Bogotá es Brahms, Schubert, Schumann

Santiago Martín Bermúdez
Se celebró el festival de Bogotá (días 17 a 20 de abril), tal como anunciábamos hace dos semanas. En este caso, Bogotá se convertía en Brahms, los Schumann y Schubert. Como ya se dijo a propósito de la edición anterior, de 2017, dedicada a la música romántica rusa, el fenómeno del Festival de Bogotá va más allá de los conciertos que se celebran en ámbitos cerrados, salas de cámara, auditorios sinfónicos. El fenómeno es el de propagar entre poblaciones que nunca asistieron a un concierto coral o camerístico, vocal o sinfónico, una iniciación al repertorio llamado clásico. Es una reasignación de recursos en un país en el que la injusticia ha tenido un rostro especialmente duro.
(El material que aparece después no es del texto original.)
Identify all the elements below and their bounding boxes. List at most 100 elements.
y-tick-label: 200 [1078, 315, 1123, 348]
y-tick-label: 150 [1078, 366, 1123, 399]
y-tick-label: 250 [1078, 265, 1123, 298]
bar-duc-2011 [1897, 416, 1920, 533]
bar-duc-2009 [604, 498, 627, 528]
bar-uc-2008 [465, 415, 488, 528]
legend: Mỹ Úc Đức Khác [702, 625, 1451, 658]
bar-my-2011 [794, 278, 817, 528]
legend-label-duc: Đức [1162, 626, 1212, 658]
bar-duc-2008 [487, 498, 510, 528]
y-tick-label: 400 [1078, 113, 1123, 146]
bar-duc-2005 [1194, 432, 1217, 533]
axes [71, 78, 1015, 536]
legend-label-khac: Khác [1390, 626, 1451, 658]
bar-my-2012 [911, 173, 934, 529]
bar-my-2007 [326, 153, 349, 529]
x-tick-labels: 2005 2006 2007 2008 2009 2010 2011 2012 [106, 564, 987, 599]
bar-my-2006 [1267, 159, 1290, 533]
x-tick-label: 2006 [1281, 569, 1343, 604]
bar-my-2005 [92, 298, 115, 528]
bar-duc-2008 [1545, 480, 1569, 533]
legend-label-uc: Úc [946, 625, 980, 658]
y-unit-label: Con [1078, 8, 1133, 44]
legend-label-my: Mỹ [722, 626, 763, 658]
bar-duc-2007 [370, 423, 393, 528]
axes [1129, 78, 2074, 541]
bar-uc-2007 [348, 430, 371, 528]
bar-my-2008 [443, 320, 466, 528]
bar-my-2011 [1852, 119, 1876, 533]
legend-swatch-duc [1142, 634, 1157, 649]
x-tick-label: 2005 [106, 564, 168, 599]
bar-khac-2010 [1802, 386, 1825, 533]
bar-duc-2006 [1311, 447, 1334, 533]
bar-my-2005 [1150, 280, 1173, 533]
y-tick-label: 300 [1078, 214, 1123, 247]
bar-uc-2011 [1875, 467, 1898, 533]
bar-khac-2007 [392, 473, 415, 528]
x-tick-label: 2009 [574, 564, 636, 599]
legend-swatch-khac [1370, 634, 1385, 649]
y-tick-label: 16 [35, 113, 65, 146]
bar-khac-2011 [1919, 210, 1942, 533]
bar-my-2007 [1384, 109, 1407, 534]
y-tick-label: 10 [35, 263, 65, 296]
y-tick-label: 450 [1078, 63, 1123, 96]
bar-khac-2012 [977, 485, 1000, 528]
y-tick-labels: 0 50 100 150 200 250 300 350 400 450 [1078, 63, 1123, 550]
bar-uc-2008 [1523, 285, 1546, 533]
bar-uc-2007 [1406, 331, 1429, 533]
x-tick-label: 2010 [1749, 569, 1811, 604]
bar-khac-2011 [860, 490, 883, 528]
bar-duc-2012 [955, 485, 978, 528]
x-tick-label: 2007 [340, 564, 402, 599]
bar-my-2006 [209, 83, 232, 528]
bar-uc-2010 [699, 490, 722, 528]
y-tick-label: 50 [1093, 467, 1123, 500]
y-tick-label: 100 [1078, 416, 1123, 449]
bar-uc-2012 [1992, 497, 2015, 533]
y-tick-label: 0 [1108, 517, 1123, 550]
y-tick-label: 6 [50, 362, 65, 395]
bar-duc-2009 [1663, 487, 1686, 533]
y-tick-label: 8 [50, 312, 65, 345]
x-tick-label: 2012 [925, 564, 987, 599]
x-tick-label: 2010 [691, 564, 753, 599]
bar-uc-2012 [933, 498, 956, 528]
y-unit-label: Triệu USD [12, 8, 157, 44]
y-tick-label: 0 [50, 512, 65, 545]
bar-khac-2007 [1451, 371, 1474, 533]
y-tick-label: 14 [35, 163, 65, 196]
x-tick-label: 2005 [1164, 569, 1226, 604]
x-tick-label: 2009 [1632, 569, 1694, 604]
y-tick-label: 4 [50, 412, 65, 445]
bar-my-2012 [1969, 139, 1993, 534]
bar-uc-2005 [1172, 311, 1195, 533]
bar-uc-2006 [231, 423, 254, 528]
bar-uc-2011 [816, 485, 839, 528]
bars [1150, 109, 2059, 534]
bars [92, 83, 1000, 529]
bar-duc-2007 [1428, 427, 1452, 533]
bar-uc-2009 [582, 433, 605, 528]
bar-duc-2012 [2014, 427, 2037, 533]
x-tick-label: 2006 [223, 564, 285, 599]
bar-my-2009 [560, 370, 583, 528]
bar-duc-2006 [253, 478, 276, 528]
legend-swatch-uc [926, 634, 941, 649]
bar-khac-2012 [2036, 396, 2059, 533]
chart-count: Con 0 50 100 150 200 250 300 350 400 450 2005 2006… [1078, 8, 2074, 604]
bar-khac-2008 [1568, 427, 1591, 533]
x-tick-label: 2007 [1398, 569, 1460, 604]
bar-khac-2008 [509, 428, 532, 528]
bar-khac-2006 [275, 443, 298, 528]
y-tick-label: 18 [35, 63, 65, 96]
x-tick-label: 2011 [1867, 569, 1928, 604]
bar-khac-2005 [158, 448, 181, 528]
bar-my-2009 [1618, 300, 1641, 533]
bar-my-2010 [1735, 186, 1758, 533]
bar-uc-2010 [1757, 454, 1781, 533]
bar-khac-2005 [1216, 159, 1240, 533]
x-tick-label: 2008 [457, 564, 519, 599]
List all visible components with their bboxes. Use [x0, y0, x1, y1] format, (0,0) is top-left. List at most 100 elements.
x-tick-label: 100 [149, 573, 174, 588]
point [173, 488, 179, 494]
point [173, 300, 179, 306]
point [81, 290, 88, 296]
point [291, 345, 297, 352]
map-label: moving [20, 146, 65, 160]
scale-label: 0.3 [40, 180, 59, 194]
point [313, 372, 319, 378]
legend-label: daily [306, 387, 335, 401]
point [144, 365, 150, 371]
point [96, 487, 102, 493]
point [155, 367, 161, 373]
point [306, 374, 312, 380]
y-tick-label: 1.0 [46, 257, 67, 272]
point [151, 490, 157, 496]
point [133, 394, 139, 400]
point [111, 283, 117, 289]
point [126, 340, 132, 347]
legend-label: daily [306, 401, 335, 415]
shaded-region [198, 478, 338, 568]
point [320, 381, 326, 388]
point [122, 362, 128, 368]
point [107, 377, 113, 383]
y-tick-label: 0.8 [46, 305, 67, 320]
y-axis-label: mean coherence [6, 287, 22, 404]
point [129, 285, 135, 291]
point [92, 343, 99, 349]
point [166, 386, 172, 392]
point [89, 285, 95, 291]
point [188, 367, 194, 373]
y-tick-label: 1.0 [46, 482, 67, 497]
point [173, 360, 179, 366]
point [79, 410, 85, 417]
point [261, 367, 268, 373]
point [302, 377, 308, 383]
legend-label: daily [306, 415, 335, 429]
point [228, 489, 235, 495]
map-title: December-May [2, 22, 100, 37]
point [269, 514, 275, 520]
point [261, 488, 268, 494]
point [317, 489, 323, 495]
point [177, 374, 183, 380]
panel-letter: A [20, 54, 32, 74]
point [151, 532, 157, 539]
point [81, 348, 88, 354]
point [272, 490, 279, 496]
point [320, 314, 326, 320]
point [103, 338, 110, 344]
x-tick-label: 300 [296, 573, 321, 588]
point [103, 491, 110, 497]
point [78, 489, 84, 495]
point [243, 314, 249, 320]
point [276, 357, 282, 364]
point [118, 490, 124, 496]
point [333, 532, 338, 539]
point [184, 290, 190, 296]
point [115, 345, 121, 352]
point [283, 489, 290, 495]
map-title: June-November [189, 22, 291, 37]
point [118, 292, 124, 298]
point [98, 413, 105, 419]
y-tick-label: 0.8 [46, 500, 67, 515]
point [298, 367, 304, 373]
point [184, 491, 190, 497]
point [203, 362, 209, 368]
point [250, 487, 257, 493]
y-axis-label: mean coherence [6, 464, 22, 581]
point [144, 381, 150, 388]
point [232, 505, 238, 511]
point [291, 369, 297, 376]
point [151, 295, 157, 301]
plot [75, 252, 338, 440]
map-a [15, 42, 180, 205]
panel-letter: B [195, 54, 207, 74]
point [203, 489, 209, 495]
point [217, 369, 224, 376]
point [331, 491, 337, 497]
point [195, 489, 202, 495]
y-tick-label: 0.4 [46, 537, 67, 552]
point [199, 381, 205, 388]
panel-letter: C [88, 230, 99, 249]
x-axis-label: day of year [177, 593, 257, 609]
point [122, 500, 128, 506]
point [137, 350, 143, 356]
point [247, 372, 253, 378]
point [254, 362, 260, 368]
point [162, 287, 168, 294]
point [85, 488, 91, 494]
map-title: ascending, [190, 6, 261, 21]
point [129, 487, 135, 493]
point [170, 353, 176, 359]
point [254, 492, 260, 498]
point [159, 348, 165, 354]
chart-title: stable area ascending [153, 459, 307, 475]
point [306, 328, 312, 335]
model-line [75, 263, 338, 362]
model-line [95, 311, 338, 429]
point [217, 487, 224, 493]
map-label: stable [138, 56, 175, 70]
Lógicamente, no se puede ahuyentar al público con gramáticas y estéticas aún no asimiladas por grandes públicos (y que… vaya usted a saber qué va a ser de ellas), así que lo mejor tal vez sea una iniciación a través de repertorios como los que ha tratado hasta ahora el festival: Beethoven, Mozart, la música rusa. Y ahora, un paso más: Brahms no es lo más sencillo para iniciarse, es ya aventurarse en la maleza del futuro. Brahms, el progresivo, tituló Schoenberg aquel estudio que refutaba el supuesto conservadurismo del alemán.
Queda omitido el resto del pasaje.